Urs Hölzle erinnert sich an Googles erstes "Data Center"

Thomas Cloer war viele Jahre lang verantwortlich für die Nachrichten auf computerwoche.de.
Er sorgt außerdem ziemlich rund um die Uhr bei Twitter dafür, dass niemand Weltbewegendes verpasst, treibt sich auch sonst im Social Web herum (auch wieder bei Facebook) und bloggt auf teezeh.de. Apple-affin, bei Smartphones polymorph-pervers.
Googles erstes Rechenzentrum war so klein, dass man nicht wirklich einen Fuß hineinsetzen konnte.

Das erinnert Urs Hölzle, Googles Mitarbeiter Nummer 8, erster Chief Engineer des Internetriesen und mittlerweile Senior Vice President of Technical Infrastructure und Google Fellow, beim Social Layer Google+. Larry Page hatte ihm das "Data Center" am 1. Februar 1999 höchstpersönlich gezeigt - damals arbeitete Hölzle noch gar nicht für Google.

Urs Hölzle war der achte Mitarbeiter von Google - und ist immer noch dabei.
Urs Hölzle war der achte Mitarbeiter von Google - und ist immer noch dabei.
Foto: Google

Genauer gesagt handelte es bei dem damaligen Rechenzentrum um ein winziges Abteil beim Colocation-Anbieter Exodus (gibt es nicht mehr, aber viele Teile davon stehen mittlerweile im Computer History Museum), in dem 30 PCs in den Regalen standen.
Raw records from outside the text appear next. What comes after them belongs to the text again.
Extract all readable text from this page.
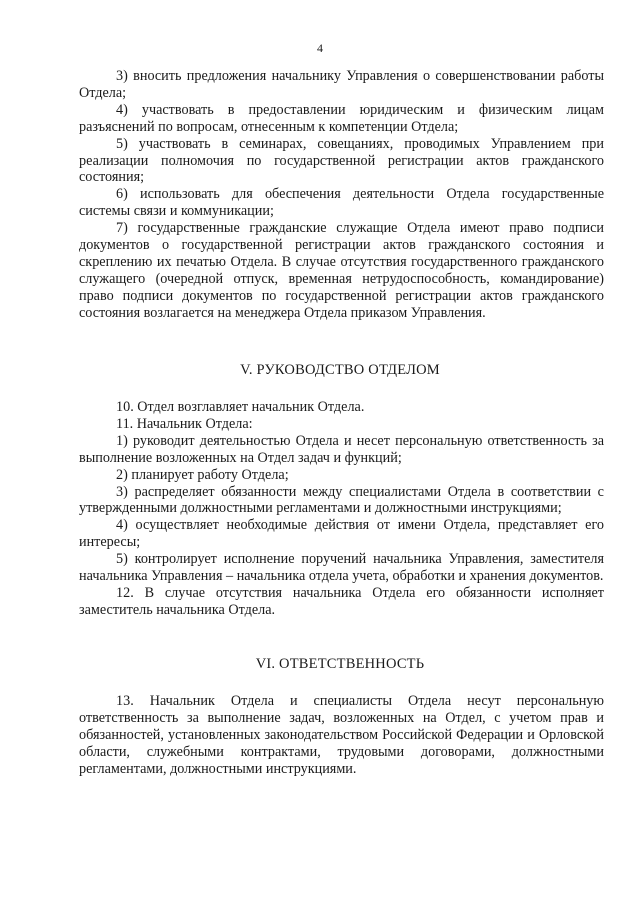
4

3) вносить предложения начальнику Управления о совершенствовании работы Отдела;

4) участвовать в предоставлении юридическим и физическим лицам разъяснений по вопросам, отнесенным к компетенции Отдела;

5) участвовать в семинарах, совещаниях, проводимых Управлением при реализации полномочия по государственной регистрации актов гражданского состояния;

6) использовать для обеспечения деятельности Отдела государственные системы связи и коммуникации;

7) государственные гражданские служащие Отдела имеют право подписи документов о государственной регистрации актов гражданского состояния и скреплению их печатью Отдела. В случае отсутствия государственного гражданского служащего (очередной отпуск, временная нетрудоспособность, командирование) право подписи документов по государственной регистрации актов гражданского состояния возлагается на менеджера Отдела приказом Управления.

V. РУКОВОДСТВО ОТДЕЛОМ

10. Отдел возглавляет начальник Отдела.

11. Начальник Отдела:

1) руководит деятельностью Отдела и несет персональную ответственность за выполнение возложенных на Отдел задач и функций;

2) планирует работу Отдела;

3) распределяет обязанности между специалистами Отдела в соответствии с утвержденными должностными регламентами и должностными инструкциями;

4) осуществляет необходимые действия от имени Отдела, представляет его интересы;

5) контролирует исполнение поручений начальника Управления, заместителя начальника Управления – начальника отдела учета, обработки и хранения документов.

12. В случае отсутствия начальника Отдела его обязанности исполняет заместитель начальника Отдела.

VI. ОТВЕТСТВЕННОСТЬ

13. Начальник Отдела и специалисты Отдела несут персональную ответственность за выполнение задач, возложенных на Отдел, с учетом прав и обязанностей, установленных законодательством Российской Федерации и Орловской области, служебными контрактами, трудовыми договорами, должностными регламентами, должностными инструкциями.
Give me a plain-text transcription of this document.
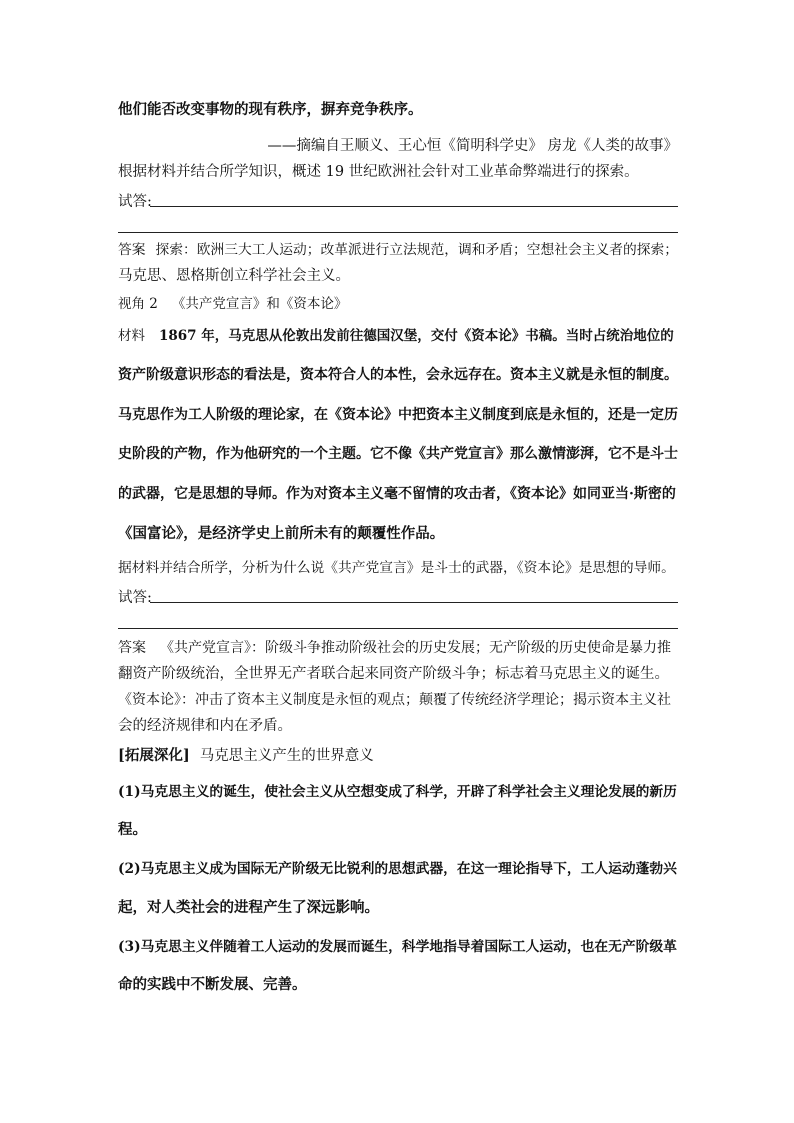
他们能否改变事物的现有秩序，摒弃竞争秩序。
——摘编自王顺义、王心恒《简明科学史》 房龙《人类的故事》
根据材料并结合所学知识，概述 19 世纪欧洲社会针对工业革命弊端进行的探索。
试答:
答案 探索：欧洲三大工人运动；改革派进行立法规范，调和矛盾；空想社会主义者的探索；
马克思、恩格斯创立科学社会主义。
视角 2 《共产党宣言》和《资本论》
材料 1867 年，马克思从伦敦出发前往德国汉堡，交付《资本论》书稿。当时占统治地位的
资产阶级意识形态的看法是，资本符合人的本性，会永远存在。资本主义就是永恒的制度。
马克思作为工人阶级的理论家，在《资本论》中把资本主义制度到底是永恒的，还是一定历
史阶段的产物，作为他研究的一个主题。它不像《共产党宣言》那么激情澎湃，它不是斗士
的武器，它是思想的导师。作为对资本主义毫不留情的攻击者，《资本论》如同亚当·斯密的
《国富论》，是经济学史上前所未有的颠覆性作品。
据材料并结合所学，分析为什么说《共产党宣言》是斗士的武器，《资本论》是思想的导师。
试答:
答案 《共产党宣言》：阶级斗争推动阶级社会的历史发展；无产阶级的历史使命是暴力推
翻资产阶级统治，全世界无产者联合起来同资产阶级斗争；标志着马克思主义的诞生。
《资本论》：冲击了资本主义制度是永恒的观点；颠覆了传统经济学理论；揭示资本主义社
会的经济规律和内在矛盾。
[拓展深化] 马克思主义产生的世界意义
(1)马克思主义的诞生，使社会主义从空想变成了科学，开辟了科学社会主义理论发展的新历
程。
(2)马克思主义成为国际无产阶级无比锐利的思想武器，在这一理论指导下，工人运动蓬勃兴
起，对人类社会的进程产生了深远影响。
(3)马克思主义伴随着工人运动的发展而诞生，科学地指导着国际工人运动，也在无产阶级革
命的实践中不断发展、完善。
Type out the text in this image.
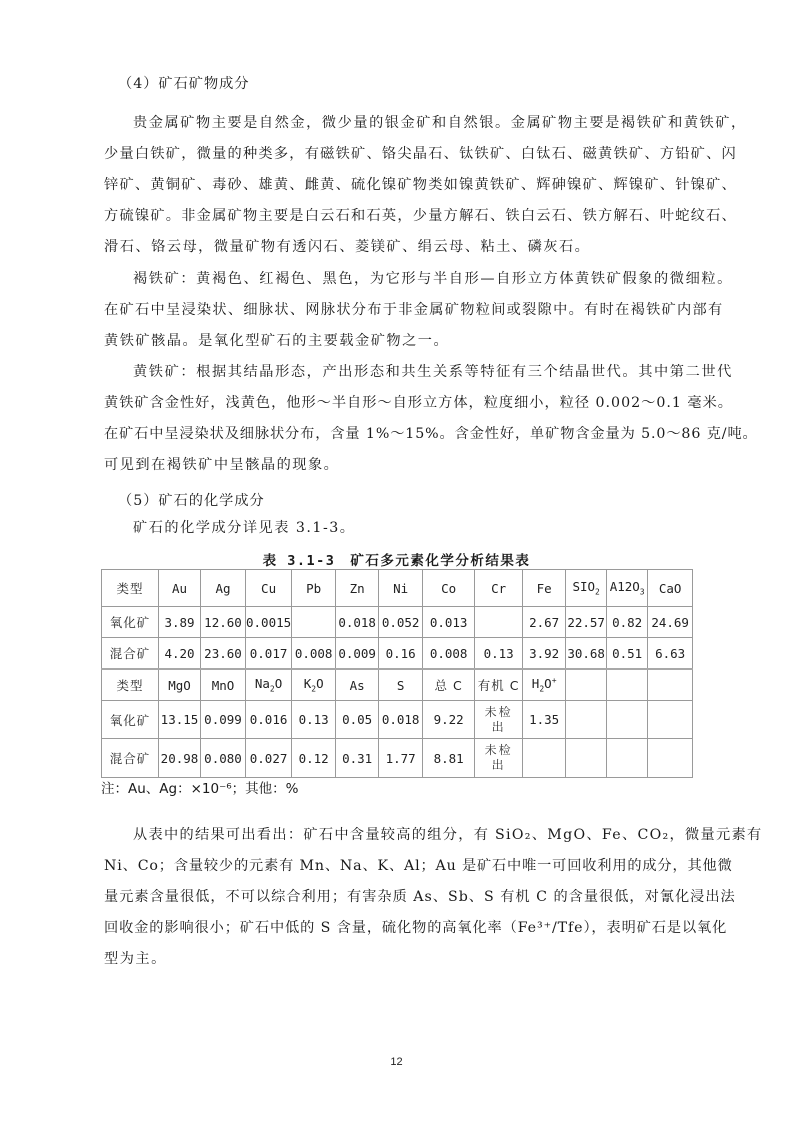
（4）矿石矿物成分
贵金属矿物主要是自然金，微少量的银金矿和自然银。金属矿物主要是褐铁矿和黄铁矿，
少量白铁矿，微量的种类多，有磁铁矿、铬尖晶石、钛铁矿、白钛石、磁黄铁矿、方铅矿、闪
锌矿、黄铜矿、毒砂、雄黄、雌黄、硫化镍矿物类如镍黄铁矿、辉砷镍矿、辉镍矿、针镍矿、
方硫镍矿。非金属矿物主要是白云石和石英，少量方解石、铁白云石、铁方解石、叶蛇纹石、
滑石、铬云母，微量矿物有透闪石、菱镁矿、绢云母、粘土、磷灰石。
褐铁矿：黄褐色、红褐色、黑色，为它形与半自形—自形立方体黄铁矿假象的微细粒。
在矿石中呈浸染状、细脉状、网脉状分布于非金属矿物粒间或裂隙中。有时在褐铁矿内部有
黄铁矿骸晶。是氧化型矿石的主要载金矿物之一。
黄铁矿：根据其结晶形态，产出形态和共生关系等特征有三个结晶世代。其中第二世代
黄铁矿含金性好，浅黄色，他形～半自形～自形立方体，粒度细小，粒径 0.002～0.1 毫米。
在矿石中呈浸染状及细脉状分布，含量 1%～15%。含金性好，单矿物含金量为 5.0～86 克/吨。
可见到在褐铁矿中呈骸晶的现象。
（5）矿石的化学成分
矿石的化学成分详见表 3.1-3。
表 3.1-3　矿石多元素化学分析结果表
类型	Au	Ag	Cu	Pb	Zn	Ni	Co	Cr	Fe	$SIO_2$	$A12O_3$	CaO
氧化矿	3.89	12.60	0.0015		0.018	0.052	0.013		2.67	22.57	0.82	24.69
混合矿	4.20	23.60	0.017	0.008	0.009	0.16	0.008	0.13	3.92	30.68	0.51	6.63
类型	MgO	MnO	$Na_2O$	$K_2O$	As	S	总 C	有机 C	$H_2O^+$			
氧化矿	13.15	0.099	0.016	0.13	0.05	0.018	9.22	未检出	1.35			
混合矿	20.98	0.080	0.027	0.12	0.31	1.77	8.81	未检出				
注：Au、Ag：×10⁻⁶；其他：%
从表中的结果可出看出：矿石中含量较高的组分，有 SiO₂、MgO、Fe、CO₂，微量元素有
Ni、Co；含量较少的元素有 Mn、Na、K、Al；Au 是矿石中唯一可回收利用的成分，其他微
量元素含量很低，不可以综合利用；有害杂质 As、Sb、S 有机 C 的含量很低，对氰化浸出法
回收金的影响很小；矿石中低的 S 含量，硫化物的高氧化率（Fe³⁺/Tfe），表明矿石是以氧化
型为主。
12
Auf 24 davon lagerte der Index der Suchmaschine, auf vier weiteren liefen die Crawler. In den umliegenden Abteilen fand sich ein Großteil der damals direkten Konkurrenz wie Altavista (DEC) und Inktomi, aber auch eBay.
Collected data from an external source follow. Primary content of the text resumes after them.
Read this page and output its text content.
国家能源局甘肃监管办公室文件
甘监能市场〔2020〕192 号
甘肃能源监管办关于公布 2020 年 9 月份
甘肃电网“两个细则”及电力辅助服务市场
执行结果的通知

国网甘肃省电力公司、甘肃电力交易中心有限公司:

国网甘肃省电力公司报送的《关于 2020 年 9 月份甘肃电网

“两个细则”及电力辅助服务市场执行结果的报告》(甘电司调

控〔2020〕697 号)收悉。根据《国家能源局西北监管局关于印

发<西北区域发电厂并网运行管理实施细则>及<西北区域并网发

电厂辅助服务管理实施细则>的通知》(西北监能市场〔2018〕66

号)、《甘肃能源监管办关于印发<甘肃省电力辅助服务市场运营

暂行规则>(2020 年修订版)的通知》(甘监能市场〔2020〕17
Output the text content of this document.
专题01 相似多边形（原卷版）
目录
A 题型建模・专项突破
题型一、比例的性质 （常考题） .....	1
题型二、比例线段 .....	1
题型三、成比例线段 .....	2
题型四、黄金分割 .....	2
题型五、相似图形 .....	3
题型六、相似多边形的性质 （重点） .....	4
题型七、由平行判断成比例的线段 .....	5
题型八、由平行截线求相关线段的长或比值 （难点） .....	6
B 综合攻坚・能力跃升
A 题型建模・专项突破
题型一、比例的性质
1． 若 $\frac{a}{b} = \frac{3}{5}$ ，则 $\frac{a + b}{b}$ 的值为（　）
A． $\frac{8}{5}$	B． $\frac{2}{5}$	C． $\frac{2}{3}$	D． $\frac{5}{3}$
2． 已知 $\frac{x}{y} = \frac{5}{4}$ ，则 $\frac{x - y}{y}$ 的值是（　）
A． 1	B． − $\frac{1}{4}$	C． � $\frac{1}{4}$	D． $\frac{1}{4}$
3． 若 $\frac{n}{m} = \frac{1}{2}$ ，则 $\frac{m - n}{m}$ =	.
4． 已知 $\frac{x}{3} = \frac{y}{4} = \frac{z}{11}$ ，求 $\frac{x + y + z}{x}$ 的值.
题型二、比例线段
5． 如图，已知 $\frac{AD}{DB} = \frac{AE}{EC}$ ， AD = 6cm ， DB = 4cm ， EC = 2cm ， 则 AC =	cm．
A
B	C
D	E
Interessantes findet sich übrigens auch noch in den Kommentaren zu Hölzles G+-Eintrag - Sergey Brin verrät zum Beispiel Details zur improvisierten Verkabelung und vermutet, dass Googles frühe Server-PCs von Kingstar gebaut wurden und mit jeweils nur einem Pentium-II-Prozessor liefen. Und der ebenfalls langjährige Google-Kollege und Webspam-Bekämpfer Matt Cutts sagt, dass Google Haupt-Anzeigendatenbank damals (genauer kurz nach Hölzles Besuch, als Google schon ein weiteres Exodus-Abteil mit weiteren 42 Servern belegte) auf einer einzige Maschine mit der internen Nummer "f41" Platz fand.

Eine frühe Rechnung für das Data Center zeigt, dass Google damals für eine Anbindung mit 1 Mbps 1400 Dollar im Monat zahlen musste und sich zwei solche Leitungen leisten musste. Der Traffic erreichte Hölzle zufolge im Sommer 1999 die 1-Mbps-Grenze (was damals etwa einer Million Suchanfragen pro Tag entsprach). Der CoLo-Vertrag mit Exodus umfasste übrigens auch eine Anzahl "zumutbarer" Reboots pro Monat...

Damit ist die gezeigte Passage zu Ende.